Remember when counterterrorism expert Richard Clarke described "hair on fire" moments at the beginning of W's presidency as his CIA director tried to get the president focused on a potential terrorist attack in the lead up to 9/11? Yeah, well, Obama's national security officials have been diligently prepping for the transition to the next national security team since last summer, producing some 275 briefing documents and 1,000 pages of classified material and, writes Mark Landler:
Nobody in the current administration knows whether anyone in the next has read any of it.
Really, Trump has made such a big show of whom he was going to pick for certain cabinet posts that he just hasn't had time to get the national security team in place—not to mention someone who isn't a purveyor of fake news and conspiracy theories to lead it. But lead it retired Army Lt. Gen. Michael Flynn will, and in an apparent information vacuum, according to outgoing national security adviser, Susan Rice.
“We really wanted to make sure there was nothing a new team needed to know that we hadn’t told them,” Ms. Rice said in an interview. “It took them more time than we expected for them to be ready to engage with us.” Now, she added, “we’re racing to make up lost time.”

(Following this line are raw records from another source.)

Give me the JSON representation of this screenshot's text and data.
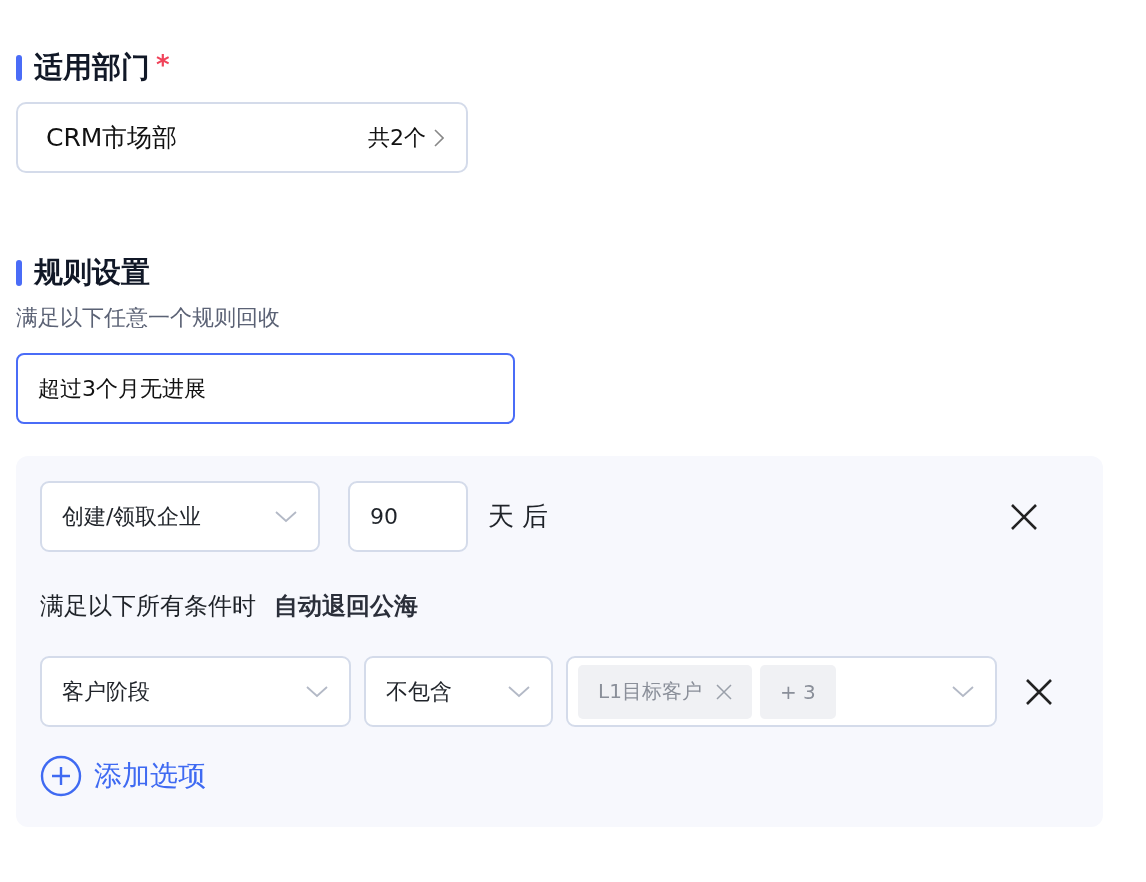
{
  "department_section": {
    "title": "适用部门",
    "required_mark": "*",
    "selector": {
      "value": "CRM市场部",
      "count": "共2个"
    }
  },
  "rules_section": {
    "title": "规则设置",
    "description": "满足以下任意一个规则回收",
    "rule_name": {
      "value": "超过3个月无进展"
    },
    "rule": {
      "trigger": {
        "value": "创建/领取企业"
      },
      "days": {
        "value": "90"
      },
      "unit": "天 后",
      "condition_intro": "满足以下所有条件时",
      "action": "自动退回公海",
      "conditions": [
        {
          "field": {
            "value": "客户阶段"
          },
          "operator": {
            "value": "不包含"
          },
          "tags": [
            {
              "label": "L1目标客户",
              "kind": "removable"
            },
            {
              "label": "+ 3",
              "kind": "more"
            }
          ]
        }
      ],
      "add_option": "添加选项"
    }
  }
}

Rice's team has reportedly been scrambling to make unclassified versions of their original reports because, true to Trump's stellar management skills, most of the National Security Council (NSC) personnel he installed to run the transition didn't have security clearances. Perfect. Let’s remember that none of the NSC positions require Senate confirmation, so the slow start represents nothing less than sheer incompetence.
The transitions at the State Department and Pentagon are equally behind schedule if not more, but the national security deficit is perhaps more critical because the NSC is tasked with culling information from State, the Pentagon, and the CIA and relaying what's most critical to the president.
“This is the nerve center of the White House,” said David J. Rothkopf, the chief executive and editor of the FP Group, who has written a history of the N.S.C., Running the World: The Inside Story of the National Security Council and the Architects of American Power. “If your brain isn’t functioning, your arms and legs aren’t going to function.”
Fortunately, Trump has a good brain, so he probably doesn’t need any help from the NSC. And yes, that sarcasm is a complete mask for how terrifying the prospect of Trump’s tenure is, particularly in the realm of national security and foreign policy. Taegan Goddard writes:
President-elect Donald Trump admitted that receiving intel briefings has shown him that the U.S. faces some formidable “enemies” but said he will “solve the problems,” ABC News reports.
Said Trump: “I’ve had a lot of briefings that are very… I don’t want to say ‘scary’ because I’ll solve the problems. But we have some big enemies out there in this country and we have some very big enemies — very big and, in some cases, strong enemies.”
He added that he likes his briefings short: “I like bullets or I like as little as possible. I don’t need, you know, 200-page reports on something that can be handled on a page. That I can tell you.”
Apparently, his national security advisers don’t need those 200-page reports either.